Any time my brother wears a hat around our grandma, she tells him to take it off. Not for reasons of etiquette. And not because she thinks he looks better without it. But because, she insists, “You’re going to go bald.”

She’s said it enough throughout my lifetime that it’s certainly something I think about every time I attempt to cover up a bad hair day with a baseball cap. “How long does it take before this hat starts murdering my hair follicles one by one?” I wonder.

Reddit, of course, is awash with posts from different people asking if their hat is contributing to their hair loss. “I know that baldness is probably mostly genetic, but it seems like people who have obviously been wearing a hat every day of their life have a unique sort of hat-induced baldness,” one redditor writes. “Also, I remember learning most body heat is lost through the top of your head so a hat kind of seems like plugging a chimney to me.
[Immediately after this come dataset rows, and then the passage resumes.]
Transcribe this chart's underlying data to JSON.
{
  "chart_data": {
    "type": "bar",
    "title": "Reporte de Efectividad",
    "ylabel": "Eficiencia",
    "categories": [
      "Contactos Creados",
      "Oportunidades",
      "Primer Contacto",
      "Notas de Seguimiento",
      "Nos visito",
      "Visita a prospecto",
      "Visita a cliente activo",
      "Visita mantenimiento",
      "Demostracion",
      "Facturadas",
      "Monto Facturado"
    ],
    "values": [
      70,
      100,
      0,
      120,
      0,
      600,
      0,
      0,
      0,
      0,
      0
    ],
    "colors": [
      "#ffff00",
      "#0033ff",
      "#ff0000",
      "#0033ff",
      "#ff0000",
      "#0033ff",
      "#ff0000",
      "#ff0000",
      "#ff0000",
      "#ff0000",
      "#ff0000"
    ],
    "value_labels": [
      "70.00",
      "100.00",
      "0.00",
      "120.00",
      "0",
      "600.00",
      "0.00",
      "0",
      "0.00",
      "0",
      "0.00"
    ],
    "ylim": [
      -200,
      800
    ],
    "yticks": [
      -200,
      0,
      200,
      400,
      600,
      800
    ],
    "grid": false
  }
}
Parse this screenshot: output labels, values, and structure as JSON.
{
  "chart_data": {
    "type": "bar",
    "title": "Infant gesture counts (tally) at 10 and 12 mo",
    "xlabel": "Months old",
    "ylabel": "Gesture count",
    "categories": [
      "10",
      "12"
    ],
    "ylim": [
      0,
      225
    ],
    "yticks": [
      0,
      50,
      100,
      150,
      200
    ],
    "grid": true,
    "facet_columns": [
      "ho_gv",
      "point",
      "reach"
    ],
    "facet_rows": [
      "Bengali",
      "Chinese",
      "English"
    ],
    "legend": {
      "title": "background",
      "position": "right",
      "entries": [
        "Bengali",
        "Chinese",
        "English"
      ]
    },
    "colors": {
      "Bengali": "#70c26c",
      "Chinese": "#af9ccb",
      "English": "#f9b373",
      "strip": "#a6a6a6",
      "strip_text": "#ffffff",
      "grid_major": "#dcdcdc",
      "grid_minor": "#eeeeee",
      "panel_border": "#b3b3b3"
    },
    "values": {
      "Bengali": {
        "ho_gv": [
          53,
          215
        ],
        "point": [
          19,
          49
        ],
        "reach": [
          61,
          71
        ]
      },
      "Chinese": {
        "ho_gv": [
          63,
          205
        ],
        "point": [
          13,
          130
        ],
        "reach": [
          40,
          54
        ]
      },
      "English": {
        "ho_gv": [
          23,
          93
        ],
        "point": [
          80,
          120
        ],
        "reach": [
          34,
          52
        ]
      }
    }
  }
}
Any truth to this?”

Another redditor chalks it up to maybe a “circulation thing.”

Whatever the theory, it’s definitely not true. “Wearing a hat does not cause baldness,” Carlos Wambier, a hair research specialist, says definitively. If anything, Wambier tells me, it might prevent it by protecting the scalp and its thin hairs from being destroyed by the sun. “Using a hat protects the scalp in the same way that a thick layer of hair does,” explains Wambier, thereby keeping the sun’s ultraviolet rays from destroying hair stem cells, especially those that have already been degraded by the scourge of male-pattern baldness. 

All of which is to say, it’s the genetics I inherited from my grandma that are much more likely to dictate how long hair remains atop my head, not her fear of hats.